Different cable connections

Author
Discussion

Oliver Hardy

Original Poster:

2,983 posts

80 months

Wednesday 16th November 2022
quotequote all
Most of my stuff electronic stuff is USB type mini, but bought a new tablet and it has a all new is it type C connection, I know it is faster but why does it have to be different?

Digger

15,106 posts

197 months

Wednesday 16th November 2022
quotequote all
You answered your own question, hence you asked a daft question wink

Technology moves on. Mini USB is an utter pain these days!

Oliver Hardy

Original Poster:

2,983 posts

80 months

Thursday 17th November 2022
quotequote all
Did I? Fail to get why it has to be a different size!

Got hundreds of the old style cables now I have to buy new ones

xeny

4,590 posts

84 months

Thursday 17th November 2022
quotequote all
They took the opportunity to make the connector reversible while changing the speed spec.

Last time I looked adapters aren’t that expensive.

Alorotom

12,105 posts

193 months

Thursday 17th November 2022
quotequote all
Mini usb hasn’t been particularly common for years now.

It was superseded by micro usb a long time ago, which has also had its fair run and was horrendously fragile and flawed in design.

A type C cable will have been included in the box and I’m pretty sure when I was last in PoundLand they had type C cables and adapters in there

tight fart

3,050 posts

279 months

Thursday 17th November 2022
quotequote all
Haven’t the EU passed a law on cables and gone for usb c?

dontlookdown

1,915 posts

99 months

Thursday 17th November 2022
quotequote all
It may be faster and 'better' tech but at what cost? The cycle of obsolescence for this kind of thing is way too fast. How many thousands of miles of superseded cables etc are lying unused in drawers all over the world? Meanwhile raw materials are in ever shorter supply and the environmental costs of producing them are increasingly unsustainable.

The industry's entire attitude has to change, imo.

Paul Drawmer

4,940 posts

273 months

Thursday 17th November 2022
quotequote all
dontlookdown said:
It may be faster and 'better' tech but at what cost? The cycle of obsolescence for this kind of thing is way too fast. How many thousands of miles of superseded cables etc are lying unused in drawers all over the world? Meanwhile raw materials are in ever shorter supply and the environmental costs of producing them are increasingly unsustainable.

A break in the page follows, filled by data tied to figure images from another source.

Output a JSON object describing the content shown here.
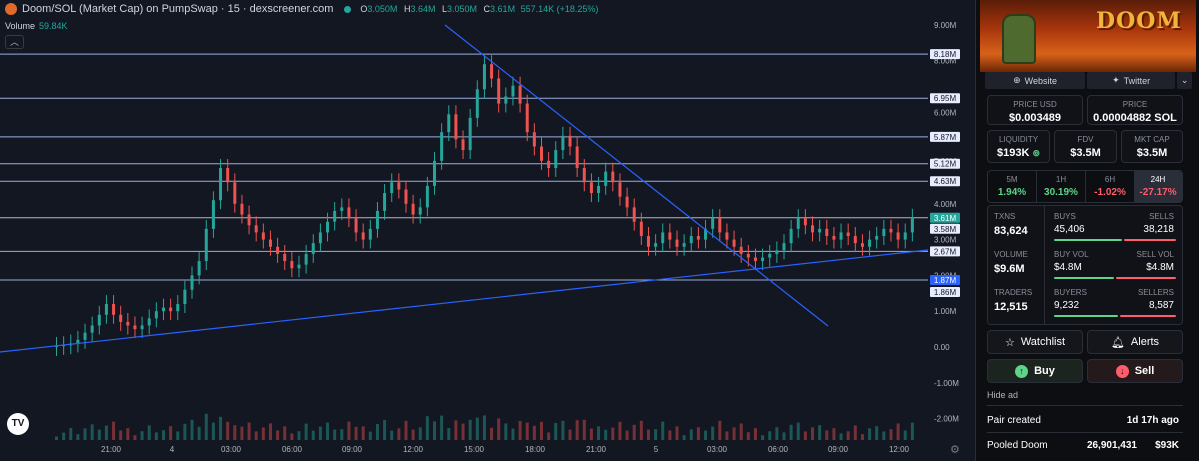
{
  "header": {
    "title": "Doom/SOL (Market Cap) on PumpSwap · 15 · dexscreener.com",
    "ohlc": {
      "o_label": "O",
      "o": "3.050M",
      "h_label": "H",
      "h": "3.64M",
      "l_label": "L",
      "l": "3.050M",
      "c_label": "C",
      "c": "3.61M",
      "change": "557.14K (+18.25%)"
    },
    "volume_label": "Volume",
    "volume_value": "59.84K",
    "collapse_icon": "chevron-up"
  },
  "chart_data": {
    "type": "candlestick",
    "y_ticks": [
      "9.00M",
      "8.00M",
      "6.00M",
      "5.00M",
      "4.00M",
      "3.00M",
      "2.00M",
      "1.00M",
      "0.00",
      "-1.00M",
      "-2.00M"
    ],
    "x_ticks": [
      "21:00",
      "4",
      "03:00",
      "06:00",
      "09:00",
      "12:00",
      "15:00",
      "18:00",
      "21:00",
      "5",
      "03:00",
      "06:00",
      "09:00",
      "12:00"
    ],
    "price_lines": [
      "8.18M",
      "6.95M",
      "5.87M",
      "5.12M",
      "4.63M",
      "3.61M",
      "3.58M",
      "2.67M",
      "1.87M",
      "1.86M"
    ],
    "current_price_label": "3.61M",
    "close_series": [
      0.03,
      0.05,
      0.1,
      0.2,
      0.4,
      0.6,
      0.9,
      1.2,
      0.9,
      0.7,
      0.6,
      0.5,
      0.6,
      0.8,
      1.0,
      1.1,
      1.0,
      1.2,
      1.6,
      2.0,
      2.4,
      3.3,
      4.1,
      5.0,
      4.6,
      4.0,
      3.7,
      3.4,
      3.2,
      3.0,
      2.8,
      2.6,
      2.4,
      2.2,
      2.3,
      2.6,
      2.9,
      3.2,
      3.5,
      3.8,
      3.9,
      3.6,
      3.2,
      3.0,
      3.3,
      3.8,
      4.3,
      4.6,
      4.4,
      4.0,
      3.7,
      3.9,
      4.5,
      5.2,
      6.0,
      6.5,
      5.8,
      5.5,
      6.4,
      7.2,
      7.9,
      7.5,
      6.8,
      7.0,
      7.3,
      6.8,
      6.0,
      5.6,
      5.2,
      5.0,
      5.5,
      5.9,
      5.6,
      5.0,
      4.6,
      4.3,
      4.5,
      4.9,
      4.6,
      4.2,
      3.9,
      3.5,
      3.1,
      2.8,
      2.9,
      3.2,
      3.0,
      2.8,
      2.9,
      3.1,
      3.0,
      3.3,
      3.6,
      3.2,
      3.0,
      2.8,
      2.6,
      2.5,
      2.4,
      2.5,
      2.6,
      2.7,
      2.9,
      3.3,
      3.6,
      3.4,
      3.2,
      3.3,
      3.1,
      3.0,
      3.2,
      3.1,
      2.9,
      2.8,
      3.0,
      3.1,
      3.3,
      3.2,
      3.0,
      3.2,
      3.61
    ],
    "trendlines": [
      {
        "name": "descending-resistance",
        "from": [
          "14:00",
          "9.00M"
        ],
        "to": [
          "08:30",
          "0.60M"
        ]
      },
      {
        "name": "ascending-support",
        "from": [
          "19:00",
          "-0.02M"
        ],
        "to": [
          "12:30",
          "2.67M"
        ]
      }
    ]
  },
  "token": {
    "banner_logo": "DOOM",
    "links": {
      "website": "Website",
      "twitter": "Twitter"
    },
    "price_usd_label": "PRICE USD",
    "price_usd": "$0.003489",
    "price_sol_label": "PRICE",
    "price_sol": "0.00004882 SOL",
    "liquidity_label": "LIQUIDITY",
    "liquidity": "$193K",
    "fdv_label": "FDV",
    "fdv": "$3.5M",
    "mktcap_label": "MKT CAP",
    "mktcap": "$3.5M",
    "timeframes": [
      {
        "label": "5M",
        "value": "1.94%",
        "color": "#5dd48a"
      },
      {
        "label": "1H",
        "value": "30.19%",
        "color": "#5dd48a"
      },
      {
        "label": "6H",
        "value": "-1.02%",
        "color": "#ff5c6c"
      },
      {
        "label": "24H",
        "value": "-27.17%",
        "color": "#ff5c6c"
      }
    ],
    "txns_label": "TXNS",
    "txns": "83,624",
    "buys_label": "BUYS",
    "buys": "45,406",
    "sells_label": "SELLS",
    "sells": "38,218",
    "volume_label": "VOLUME",
    "volume": "$9.6M",
    "buy_vol_label": "BUY VOL",
    "buy_vol": "$4.8M",
    "sell_vol_label": "SELL VOL",
    "sell_vol": "$4.8M",
    "traders_label": "TRADERS",
    "traders": "12,515",
    "buyers_label": "BUYERS",
    "buyers": "9,232",
    "sellers_label": "SELLERS",
    "sellers": "8,587",
    "buy_share": {
      "txns": 0.54,
      "volume": 0.5,
      "traders": 0.52
    },
    "watchlist": "Watchlist",
    "alerts": "Alerts",
    "buy": "Buy",
    "sell": "Sell",
    "hide_ad": "Hide ad",
    "pair_created_label": "Pair created",
    "pair_created": "1d 17h ago",
    "pooled_label": "Pooled Doom",
    "pooled_amount": "26,901,431",
    "pooled_usd": "$93K"
  },
  "colors": {
    "up": "#26a69a",
    "down": "#ef5350",
    "line": "#2962ff",
    "level": "#b2c8ff"
  }
}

The industry's entire attitude has to change, imo.
So; do you want to stifle consumer demand for improvement, or discourage industry from progress?

wildoliver

8,958 posts

222 months

Thursday 17th November 2022
quotequote all
Tbf the small usb standards were a complete pain, especially when used in applications a full size usb could have fitted. Usb c is a huge step forward, compact, reversible, fast, decent power transfer capabilities. Plus it seems to be less damage prone. Hopefully one of the next steps forward will be a standardisation on fast charging protocols, it would be lovely if a charger and cable for one brand would operate at its maximum deliverable power provided the device can accept it.

Alorotom

12,105 posts

193 months

Thursday 17th November 2022
quotequote all
tight fart said:
Haven’t the EU passed a law on cables and gone for usb c?
Yup.

dontlookdown

1,915 posts

99 months

Thursday 17th November 2022
quotequote all
Paul Drawmer said:
dontlookdown said:
It may be faster and 'better' tech but at what cost? The cycle of obsolescence for this kind of thing is way too fast. How many thousands of miles of superseded cables etc are lying unused in drawers all over the world? Meanwhile raw materials are in ever shorter supply and the environmental costs of producing them are increasingly unsustainable.

The industry's entire attitude has to change, imo.
So; do you want to stifle consumer demand for improvement, or discourage industry from progress?
Neither. I absolutely want progress - real progress not just yet another new 'standard' that isn't really a standard and more obsolete stuff whose materials are basically unusable and unrecoverable.

The circular economy I guess, certainly we have to get a lot better at reusing what we already have. That means proper cyclical supply chains that don't end in waste dumps (or drawers) and a lot more thought given by marketers and product designers to whether the latest wheeze is actually viable in a whole life sense.

Tbh many industries face similar issues, but tech has more than it's fair share of brains and innovators, so I'd like to see it take a lead in solving these problems.